Restricting renewables raises prices
Limiting solar and wind does not mean that the same demand will be necessarily be served by more gas, and all else being equal, average prices will rise. Recent energy policy that has introduced constraints or blocked permitting for wind and solar may therefore result in less overall demand being built and served at higher prices.
Create environments for optimal supply and demand investment
Regulators should create environments that lead to optimal supply and demand investment decisions. This entails an efficient price at the core of the system from which investing and contracting decisions are made. It also requires a timely permitting and interconnection process. While optimal, this pathway is challenging, and short-run considerations must also be made to protect existing consumers from demand shocks where appropriate. We advocate this be done via hedging arrangements around the efficient price rather than blunt price caps. New large loads like data centers have the ability in the long-run to choose their size and location, and they should be incentivized to enter into their own hedging arrangements with producers.
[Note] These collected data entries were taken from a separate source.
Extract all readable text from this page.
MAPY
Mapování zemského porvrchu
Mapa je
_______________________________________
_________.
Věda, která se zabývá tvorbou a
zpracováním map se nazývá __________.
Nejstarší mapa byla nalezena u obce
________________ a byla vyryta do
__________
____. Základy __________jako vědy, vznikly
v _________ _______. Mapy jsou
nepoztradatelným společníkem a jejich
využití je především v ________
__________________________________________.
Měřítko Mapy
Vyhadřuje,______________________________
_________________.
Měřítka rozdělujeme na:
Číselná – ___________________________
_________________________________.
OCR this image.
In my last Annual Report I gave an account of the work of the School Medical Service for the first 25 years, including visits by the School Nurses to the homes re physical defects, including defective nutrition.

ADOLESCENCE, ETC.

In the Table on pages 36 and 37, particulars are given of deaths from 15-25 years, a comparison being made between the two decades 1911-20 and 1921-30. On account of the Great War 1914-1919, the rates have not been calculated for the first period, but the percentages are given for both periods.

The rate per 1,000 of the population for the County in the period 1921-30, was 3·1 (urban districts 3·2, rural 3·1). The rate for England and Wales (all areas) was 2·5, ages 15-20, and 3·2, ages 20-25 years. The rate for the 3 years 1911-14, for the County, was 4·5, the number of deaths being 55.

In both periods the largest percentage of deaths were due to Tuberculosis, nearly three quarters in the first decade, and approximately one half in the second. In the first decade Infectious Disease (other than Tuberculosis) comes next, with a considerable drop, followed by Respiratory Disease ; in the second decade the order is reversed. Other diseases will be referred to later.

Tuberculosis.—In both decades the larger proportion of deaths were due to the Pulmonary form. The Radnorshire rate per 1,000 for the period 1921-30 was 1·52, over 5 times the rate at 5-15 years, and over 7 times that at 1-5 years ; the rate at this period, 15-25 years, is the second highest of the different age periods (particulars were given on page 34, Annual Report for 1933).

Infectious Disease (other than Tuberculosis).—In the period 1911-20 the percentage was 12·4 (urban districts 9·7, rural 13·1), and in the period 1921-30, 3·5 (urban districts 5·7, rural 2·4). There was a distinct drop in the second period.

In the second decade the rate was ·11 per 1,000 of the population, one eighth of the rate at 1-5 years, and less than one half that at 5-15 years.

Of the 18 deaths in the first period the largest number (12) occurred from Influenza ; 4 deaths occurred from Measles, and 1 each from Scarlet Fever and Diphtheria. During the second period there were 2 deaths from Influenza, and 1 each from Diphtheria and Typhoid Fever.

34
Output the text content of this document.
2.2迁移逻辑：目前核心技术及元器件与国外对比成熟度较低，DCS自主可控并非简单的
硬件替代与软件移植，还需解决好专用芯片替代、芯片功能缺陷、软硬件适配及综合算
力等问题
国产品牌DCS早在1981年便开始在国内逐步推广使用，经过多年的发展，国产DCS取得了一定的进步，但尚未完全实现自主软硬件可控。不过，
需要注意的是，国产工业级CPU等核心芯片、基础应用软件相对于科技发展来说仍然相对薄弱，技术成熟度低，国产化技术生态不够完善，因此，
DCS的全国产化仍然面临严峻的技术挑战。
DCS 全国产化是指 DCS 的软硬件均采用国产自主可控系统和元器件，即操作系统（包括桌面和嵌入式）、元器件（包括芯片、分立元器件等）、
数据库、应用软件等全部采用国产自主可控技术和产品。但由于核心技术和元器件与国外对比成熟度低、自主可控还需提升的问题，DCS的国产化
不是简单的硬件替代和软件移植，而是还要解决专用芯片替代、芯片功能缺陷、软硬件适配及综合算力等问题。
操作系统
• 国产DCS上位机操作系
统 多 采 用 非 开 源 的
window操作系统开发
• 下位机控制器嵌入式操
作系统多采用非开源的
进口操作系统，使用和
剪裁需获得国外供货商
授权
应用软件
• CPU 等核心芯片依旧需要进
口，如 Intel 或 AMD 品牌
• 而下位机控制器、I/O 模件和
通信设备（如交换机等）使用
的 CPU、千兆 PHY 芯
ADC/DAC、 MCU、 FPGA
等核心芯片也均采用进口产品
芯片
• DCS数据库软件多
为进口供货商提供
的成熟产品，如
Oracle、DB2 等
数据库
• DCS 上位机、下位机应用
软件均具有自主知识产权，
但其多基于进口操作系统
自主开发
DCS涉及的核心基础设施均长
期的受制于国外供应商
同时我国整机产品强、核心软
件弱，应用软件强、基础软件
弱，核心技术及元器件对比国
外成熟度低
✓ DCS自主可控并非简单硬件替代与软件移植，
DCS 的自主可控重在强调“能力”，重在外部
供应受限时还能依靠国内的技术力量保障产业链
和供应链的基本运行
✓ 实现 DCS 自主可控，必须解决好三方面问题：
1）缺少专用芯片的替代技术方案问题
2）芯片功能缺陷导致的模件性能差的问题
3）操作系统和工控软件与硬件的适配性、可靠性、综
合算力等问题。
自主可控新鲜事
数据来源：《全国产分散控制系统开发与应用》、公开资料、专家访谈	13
This can result both in greater demand investment and supply investment while preserving reliability and affordability.
This policy brief represents the authors’ work only and does not represent the views of any organization, company or institution. Any errors or misstatements remain our own. Contact: conleigh.byers@fticonsulting.com, farhad.billimoria@oxfordenergy.org
Byers, Conleigh and Farhad Billimoria. “Participatory Demand and New Large Loads in Electricity Markets.” Belfer Center for Science and International Affairs, March 25, 2026
- Byers, Conleigh and Billimoria, Farhad, Electricity Market Design and Risk Trading with Flexible and Endogenous Demand (December 12, 2025). USAEE Working Paper No. 25-662 Byers Billimoria, Available at SSRN: https://ssrn.com/abstract=5953921 or http://dx.doi.org/10.2139/ssrn.5953921
- In practice, the central planner is typically a vertically-integrated (transmission, distribution, and generation) monopoly utility that in exchange for being the sole provider must charge a rate approved by the regulator. Here we discuss the competitive market for energy, leaving distribution and transmission cost allocation (which maintain elements of natural monopoly) to future discussion.
- For instance, in a swap contract, two parties agree to pay each other the difference between an agreed strike price and the spot market price, foregoing benefits and avoiding downsides of higher or lower prices in exchange for price certainty. In a call option, the producer receives an upfront payment from the consumer in exchange for the right to buy power from the producer at the strike price. The consumer limits their downside exposure to high prices, and the producer foregoes potential higher prices on the spot market above the strike price in exchange for the certain upfront payment.